Akrâbâzînler İslâm tıbbında en fazla 1X-XIII. yüzyıllar arasında gelişme göstermişler ve özellikle XIII. yüzyılın sonlarından itibaren, Moğol istilâsının ve çeşitli buhranların etkisiyle girilen duraklama döneminde, eskilerin hayranlık duygularıyla kaleme alınmış kısmî tekrar ve yorumlarından öte gidememişlerdir. Avrupa’da da XII. yüzyılda ortaya çıkıp XVIII. yüzyıla kadar yaygınlıkla kullanılan kodekslerin gül balı ve ıtırı, sirkencübin, kara merhem gibi Arap ilâçlarının formüllerini içermelerinden, ilk örneklerinin hazırlanışlarında İslâm akrâbâzînlerinin kaynak olarak kullanıldıkları anlaşılmaktadır. Bunların en ünlüsü, eczanelerin ve ilâçların denetlenmesinde dayanak olarak kullanılan Nicolas Jersen’in 1471’de yayımlanmış Antidotorium (panzehirler kitabı) adlı Latince düsturudur. İçlerinde pek çok Arap ilâcının da bulunduğu yüz kırk iki reçete içeren bu eserin aslının 1130-1150 yıllan arasında Nicolas isimli başka bir ilim adamı tarafından kaleme alındığı sanılmaktadır.
Osmanlı İmparatorluğu döneminde de pek çok akrâbâzîn yazılmıştır. Bunlar genellikle Arapça veya ‘Farsça eserlerden tercüme olup tercümeyi yapanlar kendi görüş ve deneylerinin sonuçlarını da eklemişlerdir.
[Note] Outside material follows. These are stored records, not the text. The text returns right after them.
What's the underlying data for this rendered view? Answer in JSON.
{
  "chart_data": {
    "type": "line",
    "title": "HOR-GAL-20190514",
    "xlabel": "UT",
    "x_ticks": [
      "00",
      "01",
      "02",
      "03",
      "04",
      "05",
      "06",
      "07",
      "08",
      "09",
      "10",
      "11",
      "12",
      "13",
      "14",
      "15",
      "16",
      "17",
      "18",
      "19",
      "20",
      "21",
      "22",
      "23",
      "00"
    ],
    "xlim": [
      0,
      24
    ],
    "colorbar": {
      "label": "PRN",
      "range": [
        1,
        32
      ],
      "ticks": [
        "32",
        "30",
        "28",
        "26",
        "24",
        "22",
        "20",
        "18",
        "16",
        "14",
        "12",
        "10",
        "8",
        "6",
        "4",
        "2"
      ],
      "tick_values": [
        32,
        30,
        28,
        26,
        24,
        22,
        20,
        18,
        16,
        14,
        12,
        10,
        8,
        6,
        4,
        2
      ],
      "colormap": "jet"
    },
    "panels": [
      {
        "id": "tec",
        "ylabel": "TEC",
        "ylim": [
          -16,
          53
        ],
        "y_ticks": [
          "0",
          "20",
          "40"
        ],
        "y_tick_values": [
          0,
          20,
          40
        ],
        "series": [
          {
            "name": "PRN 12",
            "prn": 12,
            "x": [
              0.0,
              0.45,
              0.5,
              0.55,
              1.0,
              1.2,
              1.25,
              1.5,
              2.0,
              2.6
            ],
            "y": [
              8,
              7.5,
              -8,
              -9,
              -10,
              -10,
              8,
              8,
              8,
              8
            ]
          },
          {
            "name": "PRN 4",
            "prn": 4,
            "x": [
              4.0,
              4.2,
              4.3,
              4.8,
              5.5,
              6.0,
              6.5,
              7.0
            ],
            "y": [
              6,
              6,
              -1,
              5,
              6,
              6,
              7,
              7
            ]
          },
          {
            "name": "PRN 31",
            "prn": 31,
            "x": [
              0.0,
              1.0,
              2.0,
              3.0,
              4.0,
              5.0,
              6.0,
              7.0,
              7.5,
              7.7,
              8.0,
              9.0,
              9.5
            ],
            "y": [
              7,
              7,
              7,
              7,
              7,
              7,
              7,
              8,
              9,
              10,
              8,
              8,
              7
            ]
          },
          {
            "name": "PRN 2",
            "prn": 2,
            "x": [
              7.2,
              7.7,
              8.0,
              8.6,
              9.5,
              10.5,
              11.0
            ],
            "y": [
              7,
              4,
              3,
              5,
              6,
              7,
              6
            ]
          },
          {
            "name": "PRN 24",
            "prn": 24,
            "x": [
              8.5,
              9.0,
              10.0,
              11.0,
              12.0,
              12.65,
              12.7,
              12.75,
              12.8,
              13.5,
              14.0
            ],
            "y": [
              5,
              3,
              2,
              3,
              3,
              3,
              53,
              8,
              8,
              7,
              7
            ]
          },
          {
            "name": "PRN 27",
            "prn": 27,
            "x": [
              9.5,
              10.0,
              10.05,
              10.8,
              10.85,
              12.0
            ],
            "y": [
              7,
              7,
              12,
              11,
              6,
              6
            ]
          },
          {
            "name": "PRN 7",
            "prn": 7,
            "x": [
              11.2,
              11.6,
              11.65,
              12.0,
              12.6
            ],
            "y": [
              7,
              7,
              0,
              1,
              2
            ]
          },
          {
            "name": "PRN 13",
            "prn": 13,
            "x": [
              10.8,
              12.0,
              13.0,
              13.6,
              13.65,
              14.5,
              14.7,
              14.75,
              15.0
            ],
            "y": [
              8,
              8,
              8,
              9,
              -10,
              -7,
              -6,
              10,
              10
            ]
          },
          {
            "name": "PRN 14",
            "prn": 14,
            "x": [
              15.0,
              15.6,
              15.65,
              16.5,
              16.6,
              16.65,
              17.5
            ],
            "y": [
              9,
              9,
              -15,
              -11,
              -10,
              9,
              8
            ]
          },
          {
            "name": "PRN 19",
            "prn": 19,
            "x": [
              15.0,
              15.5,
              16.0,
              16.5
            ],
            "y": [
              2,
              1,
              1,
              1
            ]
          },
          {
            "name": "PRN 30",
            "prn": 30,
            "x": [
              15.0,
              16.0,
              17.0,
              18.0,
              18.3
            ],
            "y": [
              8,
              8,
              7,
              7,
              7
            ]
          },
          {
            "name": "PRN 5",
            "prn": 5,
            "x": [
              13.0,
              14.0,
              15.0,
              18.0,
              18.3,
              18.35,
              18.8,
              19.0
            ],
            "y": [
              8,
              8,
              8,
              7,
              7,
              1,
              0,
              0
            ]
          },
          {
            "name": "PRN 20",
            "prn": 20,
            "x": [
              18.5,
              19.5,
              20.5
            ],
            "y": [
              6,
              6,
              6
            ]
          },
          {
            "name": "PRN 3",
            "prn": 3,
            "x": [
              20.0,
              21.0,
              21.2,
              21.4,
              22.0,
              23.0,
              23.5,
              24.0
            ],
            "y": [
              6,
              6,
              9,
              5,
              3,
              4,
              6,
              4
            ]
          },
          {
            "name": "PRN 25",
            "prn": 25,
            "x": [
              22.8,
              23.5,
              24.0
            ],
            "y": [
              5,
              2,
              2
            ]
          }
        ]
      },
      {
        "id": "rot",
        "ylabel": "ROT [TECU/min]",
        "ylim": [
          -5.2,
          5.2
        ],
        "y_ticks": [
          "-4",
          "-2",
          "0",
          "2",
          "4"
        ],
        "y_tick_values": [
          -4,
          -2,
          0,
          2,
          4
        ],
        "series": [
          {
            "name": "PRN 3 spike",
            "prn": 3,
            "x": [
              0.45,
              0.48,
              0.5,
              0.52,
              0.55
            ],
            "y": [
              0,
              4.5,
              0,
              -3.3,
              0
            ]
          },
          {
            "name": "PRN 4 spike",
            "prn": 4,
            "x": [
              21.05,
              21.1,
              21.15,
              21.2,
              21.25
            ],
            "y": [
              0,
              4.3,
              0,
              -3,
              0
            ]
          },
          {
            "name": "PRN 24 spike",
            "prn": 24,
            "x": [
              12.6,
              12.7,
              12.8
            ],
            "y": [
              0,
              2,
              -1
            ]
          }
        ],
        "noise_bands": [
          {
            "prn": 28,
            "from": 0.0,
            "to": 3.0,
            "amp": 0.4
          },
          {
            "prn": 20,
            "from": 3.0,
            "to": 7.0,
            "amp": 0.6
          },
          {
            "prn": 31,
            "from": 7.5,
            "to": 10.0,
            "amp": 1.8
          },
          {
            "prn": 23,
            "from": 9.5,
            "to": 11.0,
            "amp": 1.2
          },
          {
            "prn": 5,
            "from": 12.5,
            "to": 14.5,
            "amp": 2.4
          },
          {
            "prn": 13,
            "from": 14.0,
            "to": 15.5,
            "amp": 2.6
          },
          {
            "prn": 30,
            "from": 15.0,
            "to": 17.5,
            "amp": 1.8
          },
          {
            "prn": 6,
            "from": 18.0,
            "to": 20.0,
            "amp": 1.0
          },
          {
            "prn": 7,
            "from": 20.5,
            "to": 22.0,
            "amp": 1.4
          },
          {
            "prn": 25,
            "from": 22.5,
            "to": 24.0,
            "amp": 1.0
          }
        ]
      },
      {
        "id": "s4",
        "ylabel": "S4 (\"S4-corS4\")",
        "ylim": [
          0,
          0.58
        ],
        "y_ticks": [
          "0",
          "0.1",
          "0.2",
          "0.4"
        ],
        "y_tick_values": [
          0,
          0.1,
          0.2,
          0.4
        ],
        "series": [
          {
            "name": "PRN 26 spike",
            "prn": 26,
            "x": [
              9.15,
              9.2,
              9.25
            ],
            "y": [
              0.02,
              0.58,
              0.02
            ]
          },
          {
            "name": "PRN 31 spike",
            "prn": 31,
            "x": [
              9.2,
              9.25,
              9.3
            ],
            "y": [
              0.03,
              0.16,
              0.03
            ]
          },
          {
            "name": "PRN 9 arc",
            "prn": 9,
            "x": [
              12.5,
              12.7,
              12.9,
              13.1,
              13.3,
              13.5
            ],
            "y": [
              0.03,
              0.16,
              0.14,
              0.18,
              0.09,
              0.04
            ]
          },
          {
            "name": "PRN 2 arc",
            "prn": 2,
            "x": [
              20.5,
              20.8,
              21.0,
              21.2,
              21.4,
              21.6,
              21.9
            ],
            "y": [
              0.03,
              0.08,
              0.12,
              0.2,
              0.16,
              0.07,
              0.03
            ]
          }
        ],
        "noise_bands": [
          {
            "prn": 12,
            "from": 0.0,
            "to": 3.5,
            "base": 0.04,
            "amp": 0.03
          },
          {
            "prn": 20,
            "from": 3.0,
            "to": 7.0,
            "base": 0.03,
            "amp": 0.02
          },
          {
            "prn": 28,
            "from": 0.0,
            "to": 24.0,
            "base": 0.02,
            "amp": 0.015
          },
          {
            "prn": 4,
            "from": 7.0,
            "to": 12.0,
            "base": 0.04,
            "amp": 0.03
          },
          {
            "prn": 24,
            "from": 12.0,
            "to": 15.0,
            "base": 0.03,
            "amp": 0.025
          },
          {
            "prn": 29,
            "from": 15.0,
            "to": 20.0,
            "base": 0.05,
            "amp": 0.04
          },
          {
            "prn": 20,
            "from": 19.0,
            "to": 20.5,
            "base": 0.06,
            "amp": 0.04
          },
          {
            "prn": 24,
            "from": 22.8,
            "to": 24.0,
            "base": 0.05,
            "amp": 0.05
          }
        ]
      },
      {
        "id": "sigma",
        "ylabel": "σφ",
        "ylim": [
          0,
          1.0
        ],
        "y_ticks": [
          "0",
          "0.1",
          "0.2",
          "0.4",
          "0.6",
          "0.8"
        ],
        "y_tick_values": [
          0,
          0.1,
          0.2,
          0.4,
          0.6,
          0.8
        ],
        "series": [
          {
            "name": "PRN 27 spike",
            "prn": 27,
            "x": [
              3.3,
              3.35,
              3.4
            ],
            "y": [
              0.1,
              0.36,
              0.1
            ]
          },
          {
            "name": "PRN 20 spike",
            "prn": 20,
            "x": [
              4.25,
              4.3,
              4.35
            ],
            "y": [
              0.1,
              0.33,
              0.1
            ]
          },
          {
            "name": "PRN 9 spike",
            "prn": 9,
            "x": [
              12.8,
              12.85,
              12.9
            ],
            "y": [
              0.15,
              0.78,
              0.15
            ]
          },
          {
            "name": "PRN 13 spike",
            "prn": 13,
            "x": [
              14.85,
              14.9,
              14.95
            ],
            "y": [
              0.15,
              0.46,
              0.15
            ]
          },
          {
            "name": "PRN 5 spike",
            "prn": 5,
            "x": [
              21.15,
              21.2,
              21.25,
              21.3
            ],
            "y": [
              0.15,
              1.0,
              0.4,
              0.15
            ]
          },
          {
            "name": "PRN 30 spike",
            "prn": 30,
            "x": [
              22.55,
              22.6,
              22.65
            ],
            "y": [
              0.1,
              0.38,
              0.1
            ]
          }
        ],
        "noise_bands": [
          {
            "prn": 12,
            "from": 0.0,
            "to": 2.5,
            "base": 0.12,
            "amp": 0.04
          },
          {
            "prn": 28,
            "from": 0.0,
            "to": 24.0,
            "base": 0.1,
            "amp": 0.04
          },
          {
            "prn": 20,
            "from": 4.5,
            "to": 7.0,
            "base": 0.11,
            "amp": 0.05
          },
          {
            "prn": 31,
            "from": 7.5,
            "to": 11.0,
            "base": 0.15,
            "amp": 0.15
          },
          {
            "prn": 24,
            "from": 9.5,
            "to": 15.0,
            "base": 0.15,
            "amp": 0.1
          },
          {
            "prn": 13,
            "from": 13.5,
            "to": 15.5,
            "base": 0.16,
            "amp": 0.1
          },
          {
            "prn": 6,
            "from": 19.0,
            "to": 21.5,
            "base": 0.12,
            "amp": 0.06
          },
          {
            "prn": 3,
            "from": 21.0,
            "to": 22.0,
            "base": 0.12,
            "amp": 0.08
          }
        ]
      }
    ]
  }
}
Geredeli İshak b. Murad. Amasyalı Sabuncuoğlu Şerefeddin, Halepli Salih b. Nasrullah. Ömer Şifâî ve Bursalı Ali’nin akrâbâzînleri bunların en ünlülerinden olup yazma nüshaları bol miktarda mevcuttur. İran saray hekimlerinden Muhammed Mümin Hüseynî Tankabunînin Şah Süleyman (1666-1694) namına yazdığı Tuhfetü’l-mü’minin adlı Farsça eser hekimbaşı Hasan Efendi (ö. 1733) tarafından Gımyetü’l-muhas-silin fî tercemeti’l ‘Tuhfeti’l-mü’mîn ismiyle Türkçe’ye çevrilmiş ve bu tercüme Osmanlılar döneminde çok meşhur olmuştur; İstanbul ve Avrupa kütüphanelerinde birçok nüshası bulunmaktadır. Bu eserin aslı 1850-1867 yıllan arasmda İran’da üç defa basılmış, Fransız rahibi Ange de la Brosse tarafından Latince’ye yapılan çevirisi de daha önce Paris’te Pharmacopoea Persica adıyla yayımlanmıştır (1681).